The keeper climbed down the long spiral stairs from his tower, opened a little door that was cut out of the big door, and for the first time in eight years, Ginevra saw her adopted home.
She stepped through the doorway, eager to experience the same elation she had when she first entered Florence as a young girl so many years ago, but O—desolate place! Never had Ginevra felt old before, but nothing shows time like a place once gay and full, now going to dust and shadows. Instead of the giddy excitement of her youth, she was overtaken by deep dread. She was now absolutely certain that her dream had been a portent. It was not just Ludovico who was gone. The city was so quiet she could hear the ringing in her ears, hear the plaster upon the walls. As if all its inhabitants had disappeared into the air.

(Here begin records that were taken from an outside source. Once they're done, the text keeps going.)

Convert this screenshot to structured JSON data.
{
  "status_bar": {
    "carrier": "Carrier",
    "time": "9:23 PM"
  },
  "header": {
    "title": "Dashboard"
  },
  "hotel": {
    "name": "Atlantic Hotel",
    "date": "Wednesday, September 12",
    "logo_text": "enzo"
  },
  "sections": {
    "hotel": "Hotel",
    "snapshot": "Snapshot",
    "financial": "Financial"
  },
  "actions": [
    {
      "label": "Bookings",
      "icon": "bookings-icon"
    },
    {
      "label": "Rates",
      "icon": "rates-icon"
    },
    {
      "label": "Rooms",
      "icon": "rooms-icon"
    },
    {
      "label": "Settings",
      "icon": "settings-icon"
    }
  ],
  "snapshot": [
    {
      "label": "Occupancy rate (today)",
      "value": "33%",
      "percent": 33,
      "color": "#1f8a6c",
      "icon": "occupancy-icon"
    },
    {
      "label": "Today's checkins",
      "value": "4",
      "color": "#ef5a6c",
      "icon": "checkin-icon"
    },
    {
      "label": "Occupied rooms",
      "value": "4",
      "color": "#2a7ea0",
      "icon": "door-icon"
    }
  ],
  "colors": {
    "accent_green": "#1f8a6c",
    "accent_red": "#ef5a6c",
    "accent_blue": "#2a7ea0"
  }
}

Gone were the fumbling customs agents, the stoic soldiers, the peddlers of trinkets looking to part you from your coin as soon as you arrived. Gone was the pastry man who sold you hot fried bread that he plucked from a cauldron of bubbling lard with his bare fingertips.
Gone were the merchants’ wives, flouting sumptuary laws in their striped purple gowns and ridiculous red turbans, and the country mendicant who shouted at them. Where were the vegetable sellers, with their lettuces and garlics spread on clean blankets on the cobbled streets? And the new kittens who sat on the garlics and mewed for their mother cats? Gone, gone, gone.
“Piero,” she whispered, for it seemed strange to speak loudly in this empty space, “was it like this when you left?”
“Not quite,” he said with a shiver. “There were still some people walking about when I was last here. Half the city must have died while I was away. Come, I will take you to Bishop Acciaiuoli now. Let’s hope he’s still alive.”